100A for industrial wiring is a #4 AWG. It has a area of 21.2 mm2.
So even if you divide the above by 4 (because the above is very conservative) you will have about 5mm2.
2 oz copper is approximately 0.07mm thick
you would need a trace 5/.07 = 72 mm
You might consider using copper bus bar on a insulating substrate. This way you can get thicknesses impossible with a PCB.
I will not say it is not doable. The folks above have covered that pretty well. But the safety margin is going to be difficult to maintain. In addition, the FEA thermal analysis it an estimate at best as the hardware is never as uniform as the analysis considers.
@Ashesh223 We don’t know your background and these comments aren’t to question your abilities but in a forum like this we must assume some caution when someone starts asking questions about circuits that can cause some serious harm or death.
Calculations like that are pretty much irrelevant.

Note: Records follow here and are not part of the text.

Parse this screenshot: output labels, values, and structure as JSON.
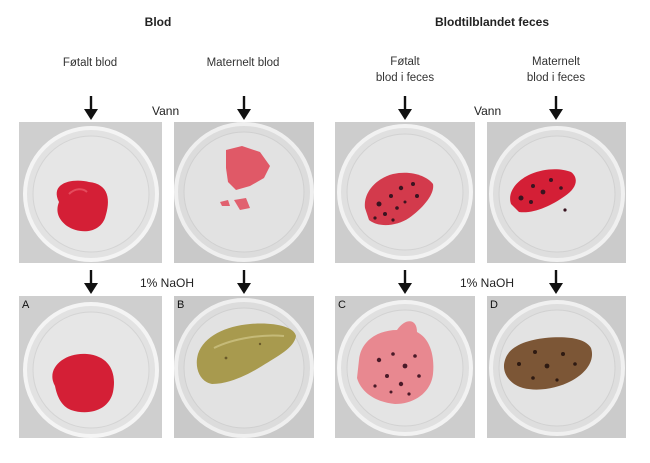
{
  "headings": {
    "blood": "Blod",
    "fecal": "Blodtilblandet feces"
  },
  "column_labels": {
    "fetal_blood": "Føtalt blod",
    "maternal_blood": "Maternelt blod",
    "fetal_fecal_line1": "Føtalt",
    "fetal_fecal_line2": "blod i feces",
    "maternal_fecal_line1": "Maternelt",
    "maternal_fecal_line2": "blod i feces"
  },
  "step_labels": {
    "water_left": "Vann",
    "water_right": "Vann",
    "naoh_left": "1% NaOH",
    "naoh_right": "1% NaOH"
  },
  "panel_letters": {
    "a": "A",
    "b": "B",
    "c": "C",
    "d": "D"
  },
  "colors": {
    "fetal_blood_red": "#d41f36",
    "maternal_blood_pink": "#e04a5a",
    "naoh_brownish_yellow": "#a89a4e",
    "fecal_pink": "#e88890",
    "fecal_brown": "#7c5636",
    "dish_gray": "#dcdcdc",
    "photo_background": "#c9c9c9"
  }
}
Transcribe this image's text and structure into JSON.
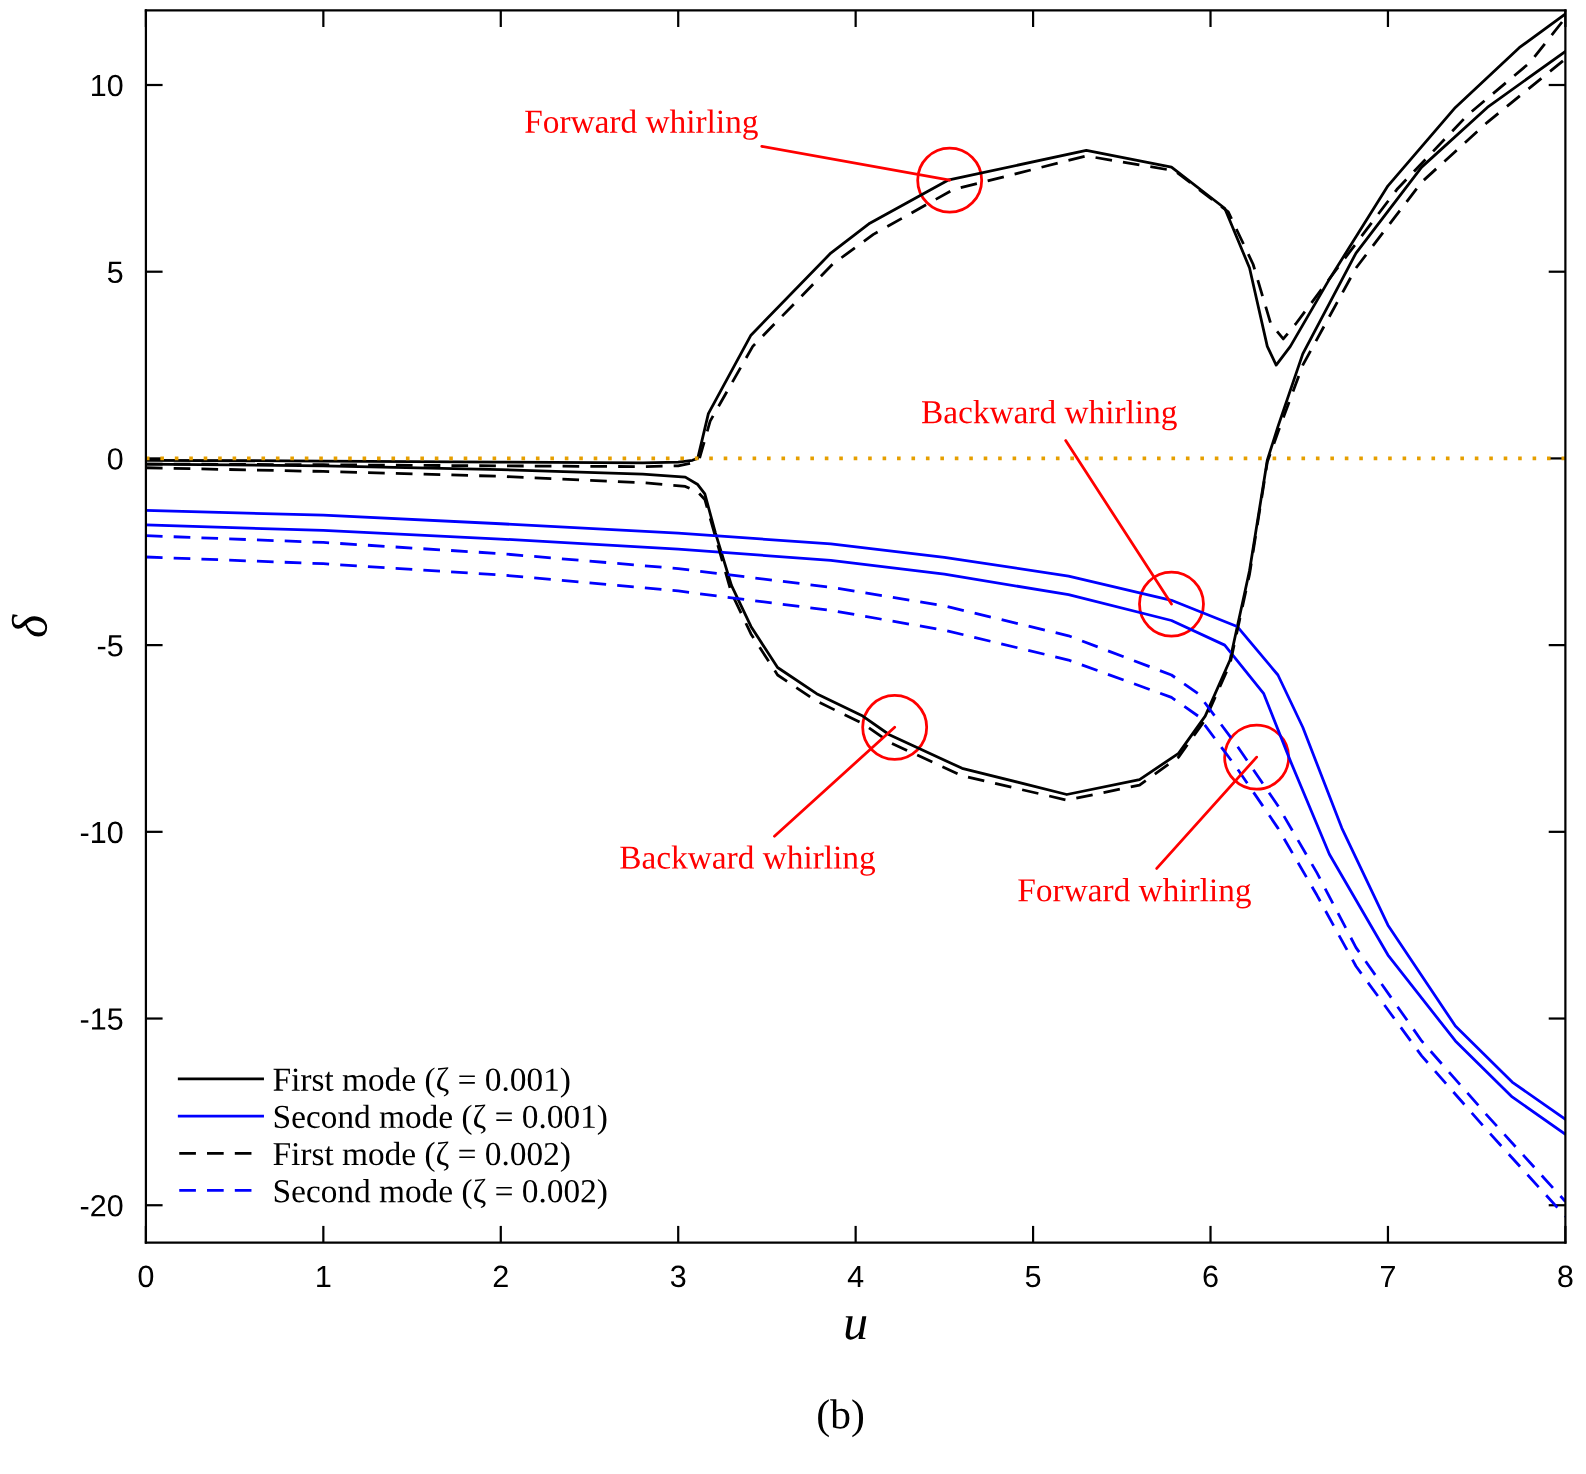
{
  "chart_data": {
    "type": "line",
    "xlabel": "u",
    "ylabel": "δ",
    "xlim": [
      0,
      8
    ],
    "ylim": [
      -21,
      12
    ],
    "xticks": [
      0,
      1,
      2,
      3,
      4,
      5,
      6,
      7,
      8
    ],
    "yticks": [
      -20,
      -15,
      -10,
      -5,
      0,
      5,
      10
    ],
    "legend": "bottom left",
    "series": [
      {
        "name": "First mode (ζ = 0.001)",
        "color": "#000000",
        "line_style": "solid",
        "x": [
          0,
          1,
          2,
          2.8,
          3.0,
          3.08,
          3.11,
          3.17,
          3.41,
          3.86,
          4.08,
          4.52,
          5.3,
          5.78,
          6.08,
          6.22,
          6.32,
          6.37,
          6.45,
          6.67,
          7.0,
          7.38,
          7.74,
          8.0
        ],
        "values": [
          -0.05,
          -0.07,
          -0.1,
          -0.12,
          -0.1,
          -0.05,
          0,
          1.2,
          3.3,
          5.5,
          6.3,
          7.45,
          8.25,
          7.8,
          6.7,
          5.1,
          3.0,
          2.5,
          3.0,
          4.8,
          7.3,
          9.4,
          11.0,
          11.9
        ]
      },
      {
        "color": "#000000",
        "line_style": "solid",
        "x": [
          0,
          1,
          2,
          2.8,
          3.04,
          3.11,
          3.15,
          3.21,
          3.3,
          3.41,
          3.56,
          3.78,
          4.04,
          4.19,
          4.6,
          5.19,
          5.6,
          5.82,
          5.97,
          6.11,
          6.22,
          6.32,
          6.38,
          6.52,
          6.82,
          7.19,
          7.56,
          8.0
        ],
        "values": [
          -0.15,
          -0.2,
          -0.3,
          -0.42,
          -0.5,
          -0.7,
          -0.95,
          -2.0,
          -3.4,
          -4.5,
          -5.6,
          -6.3,
          -6.9,
          -7.4,
          -8.3,
          -9.0,
          -8.6,
          -7.9,
          -6.9,
          -5.4,
          -3.0,
          -0.05,
          0.85,
          2.8,
          5.5,
          7.8,
          9.4,
          10.9
        ]
      },
      {
        "name": "Second mode (ζ = 0.001)",
        "color": "#0000ff",
        "line_style": "solid",
        "x": [
          0,
          1,
          2,
          3,
          3.86,
          4.5,
          5.2,
          5.78,
          6.15,
          6.38,
          6.52,
          6.74,
          7.0,
          7.38,
          7.7,
          8.0
        ],
        "values": [
          -1.39,
          -1.52,
          -1.75,
          -2.0,
          -2.29,
          -2.65,
          -3.15,
          -3.8,
          -4.5,
          -5.8,
          -7.2,
          -9.9,
          -12.5,
          -15.2,
          -16.7,
          -17.7
        ]
      },
      {
        "color": "#0000ff",
        "line_style": "solid",
        "x": [
          0,
          1,
          2,
          3,
          3.86,
          4.5,
          5.2,
          5.78,
          6.08,
          6.3,
          6.45,
          6.67,
          7.0,
          7.38,
          7.7,
          8.0
        ],
        "values": [
          -1.78,
          -1.93,
          -2.16,
          -2.43,
          -2.73,
          -3.1,
          -3.65,
          -4.34,
          -5.0,
          -6.3,
          -8.1,
          -10.6,
          -13.3,
          -15.6,
          -17.1,
          -18.1
        ]
      },
      {
        "name": "First mode (ζ = 0.002)",
        "color": "#000000",
        "line_style": "dashed",
        "x": [
          0,
          1,
          2,
          2.8,
          3.0,
          3.08,
          3.12,
          3.18,
          3.42,
          3.87,
          4.1,
          4.55,
          5.3,
          5.8,
          6.1,
          6.24,
          6.34,
          6.41,
          6.48,
          6.7,
          7.05,
          7.45,
          7.8,
          8.0
        ],
        "values": [
          -0.15,
          -0.17,
          -0.2,
          -0.22,
          -0.2,
          -0.12,
          0,
          1.0,
          3.0,
          5.2,
          6.0,
          7.2,
          8.1,
          7.7,
          6.6,
          5.2,
          3.6,
          3.2,
          3.6,
          5.0,
          7.2,
          9.2,
          10.6,
          11.8
        ]
      },
      {
        "color": "#000000",
        "line_style": "dashed",
        "x": [
          0,
          1,
          2,
          2.8,
          3.04,
          3.11,
          3.15,
          3.21,
          3.3,
          3.41,
          3.56,
          3.78,
          4.04,
          4.19,
          4.6,
          5.19,
          5.6,
          5.82,
          5.97,
          6.11,
          6.22,
          6.32,
          6.38,
          6.52,
          6.82,
          7.19,
          7.56,
          8.0
        ],
        "values": [
          -0.25,
          -0.35,
          -0.48,
          -0.65,
          -0.75,
          -0.9,
          -1.1,
          -2.1,
          -3.6,
          -4.7,
          -5.8,
          -6.5,
          -7.1,
          -7.6,
          -8.5,
          -9.15,
          -8.75,
          -8.0,
          -7.0,
          -5.5,
          -3.1,
          -0.1,
          0.7,
          2.5,
          5.1,
          7.4,
          9.0,
          10.7
        ]
      },
      {
        "name": "Second mode (ζ = 0.002)",
        "color": "#0000ff",
        "line_style": "dashed",
        "x": [
          0,
          1,
          2,
          3,
          3.86,
          4.5,
          5.2,
          5.78,
          5.93,
          6.15,
          6.38,
          6.6,
          6.82,
          7.19,
          7.56,
          8.0
        ],
        "values": [
          -2.07,
          -2.25,
          -2.55,
          -2.95,
          -3.45,
          -3.95,
          -4.75,
          -5.8,
          -6.3,
          -7.7,
          -9.3,
          -11.1,
          -13.1,
          -15.6,
          -17.6,
          -19.9
        ]
      },
      {
        "color": "#0000ff",
        "line_style": "dashed",
        "x": [
          0,
          1,
          2,
          3,
          3.86,
          4.5,
          5.2,
          5.78,
          5.93,
          6.15,
          6.38,
          6.6,
          6.82,
          7.19,
          7.56,
          8.0
        ],
        "values": [
          -2.64,
          -2.82,
          -3.12,
          -3.55,
          -4.07,
          -4.6,
          -5.4,
          -6.4,
          -6.9,
          -8.3,
          -9.9,
          -11.7,
          -13.6,
          -16.0,
          -18.0,
          -20.3
        ]
      }
    ],
    "ref_lines": [
      {
        "axis": "y",
        "value": 0,
        "color": "#e69f00",
        "line_style": "dotted"
      }
    ],
    "annotations": [
      {
        "text": "Forward whirling",
        "x": 4.53,
        "y": 7.45
      },
      {
        "text": "Backward whirling",
        "x": 5.78,
        "y": -3.9
      },
      {
        "text": "Backward whirling",
        "x": 4.22,
        "y": -7.2
      },
      {
        "text": "Forward whirling",
        "x": 6.26,
        "y": -8.0
      },
      "(b)"
    ]
  }
}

Firstly those cables are usually round, and have a much smaller cross section to surface area, and it’s made much worse because they are usually wrapped in a thick layer of isolating plastic. Take for example the IRF3205 in a pretty standard TO220 housing. It’s apparently rated for 110A while it’s legs have a cross section of just 0.93*0.55 = 0.51 square millimeter. I would not trust it to push 100A through that FET, but it does show that such simple calculations are too far off to have much meaning.
I was not suggesting a design rule, I was trying to put what the OP was planning into some perspective they might better understand.
Remember physics applies everywhere, if any part of the clad reaches the glass transition point its pretty much on a path to failure.
You apparently didn’t read the notes on the IRF3205 (see below) and consider a typical TO-220 lead is only a couple of mm long before connecting to the board copper.
Either way, this really isn’t trivial and certainly isn’t something for a beginner.
Even though I have designed and tested “high current PCB’s” in the 100A range, it still scares me because there isn’t really a clear steps/equations
I didn’t want to go into details to keep the post short. But the 21 square mm compared to the 0.5 square millimeter of a TO220 leg is a very big difference.
But I think we can agree that designing a PCB that can handle 100A reliably is not a trivial matter.